Galluccio Michele, Brizio Carmen, Torchetti Enza Maria, Ferranti Pasquale, Gianazza Elisabetta, Indiveri Cesare, Barile Maria
Dipartimento di Biologia Cellulare, Università della Calabria, Via P. Bucci 4c, I-87036 Arcavacata di Rende, Italy.
Protein Expr Purif. 2007 Mar;52(1):175-81. doi: 10.1016/j.pep.2006.09.002. Epub 2006 Sep 12.
FAD synthetase (FADS) (EC 2.7.7.2) is a key enzyme in the metabolic pathway that converts riboflavin into the redox cofactor FAD. The human isoform 2 of FADS (hFADS2), which is the product of FLAD1 gene, was over-expressed in Escherichia coli as a T7-tagged protein and identified by MALDI-TOF MS analysis. Its molecular mass, calculated by SDS-PAGE, was approx. 55 kDa. The expressed protein accounted for more than 40% of the total protein extracted from the cell culture; 10% of it was recovered in a soluble and nearly pure form by Triton X-100 treatment of the insoluble cell fraction. hFADS2 possesses FADS activity and has a strict requirement for MgCl2, as demonstrated in a spectrophotometric assay. The purified recombinant isoform 2 showed a kcat of 3.6 x 10(-3)s(-1) and exhibited a KM value for FMN of about 0.4 microM. The expression of the hFADS2 isoform opens new perspectives in the structural studies of this enzyme and in the design of antibiotics based on the functional differences between the bacterial and the human enzymes.

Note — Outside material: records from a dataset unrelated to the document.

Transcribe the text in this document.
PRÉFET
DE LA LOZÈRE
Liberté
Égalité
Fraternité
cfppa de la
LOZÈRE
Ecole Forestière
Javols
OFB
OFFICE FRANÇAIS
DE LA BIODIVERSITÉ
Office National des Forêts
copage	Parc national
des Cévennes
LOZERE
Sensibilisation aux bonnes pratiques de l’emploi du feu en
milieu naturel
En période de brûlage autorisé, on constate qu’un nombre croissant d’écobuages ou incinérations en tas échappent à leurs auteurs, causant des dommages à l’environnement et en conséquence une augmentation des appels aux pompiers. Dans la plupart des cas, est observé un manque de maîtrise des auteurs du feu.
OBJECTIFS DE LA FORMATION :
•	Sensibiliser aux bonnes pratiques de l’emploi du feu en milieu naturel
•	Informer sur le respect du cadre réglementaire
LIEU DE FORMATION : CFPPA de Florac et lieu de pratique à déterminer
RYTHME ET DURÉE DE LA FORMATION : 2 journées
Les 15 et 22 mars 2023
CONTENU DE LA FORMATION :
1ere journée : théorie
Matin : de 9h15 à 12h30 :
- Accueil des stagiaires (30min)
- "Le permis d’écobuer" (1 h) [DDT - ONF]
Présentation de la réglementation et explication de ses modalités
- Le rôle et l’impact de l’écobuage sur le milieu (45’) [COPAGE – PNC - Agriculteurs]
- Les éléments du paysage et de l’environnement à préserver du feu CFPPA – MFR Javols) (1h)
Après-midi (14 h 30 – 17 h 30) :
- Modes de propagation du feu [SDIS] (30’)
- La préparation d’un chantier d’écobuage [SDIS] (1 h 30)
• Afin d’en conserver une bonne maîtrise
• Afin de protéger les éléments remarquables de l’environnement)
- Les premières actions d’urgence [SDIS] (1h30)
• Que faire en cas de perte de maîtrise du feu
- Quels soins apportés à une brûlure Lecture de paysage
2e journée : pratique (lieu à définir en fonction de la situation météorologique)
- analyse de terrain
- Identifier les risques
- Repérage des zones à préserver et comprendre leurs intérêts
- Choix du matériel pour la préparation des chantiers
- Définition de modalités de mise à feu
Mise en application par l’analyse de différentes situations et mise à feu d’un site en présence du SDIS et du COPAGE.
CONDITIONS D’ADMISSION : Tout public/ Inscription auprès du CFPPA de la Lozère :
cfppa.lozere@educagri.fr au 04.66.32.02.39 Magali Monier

黄素腺嘌呤二核苷酸合成酶(FADS)(EC 2.7.7.2)是将核黄素转化为氧化还原辅因子黄素腺嘌呤二核苷酸(FAD)的代谢途径中的关键酶。人FADS同工型2(hFADS2)是FLAD1基因的产物,作为T7标签蛋白在大肠杆菌中过表达,并通过基质辅助激光解吸电离飞行时间质谱(MALDI-TOF MS)分析进行鉴定。通过十二烷基硫酸钠聚丙烯酰胺凝胶电泳(SDS-PAGE)计算,其分子量约为55 kDa。表达的蛋白占从细胞培养物中提取的总蛋白的40%以上;通过用Triton X-100处理不溶性细胞部分,以可溶且近乎纯的形式回收了其中的10%。如分光光度法测定所示,hFADS2具有FADS活性,并且对氯化镁有严格要求。纯化的重组同工型2的催化常数(kcat)为3.6×10⁻³ s⁻¹,对黄素单核苷酸(FMN)的米氏常数(KM)约为0.4 μM。hFADS2同工型的表达为该酶的结构研究以及基于细菌和人类酶功能差异的抗生素设计开辟了新的前景。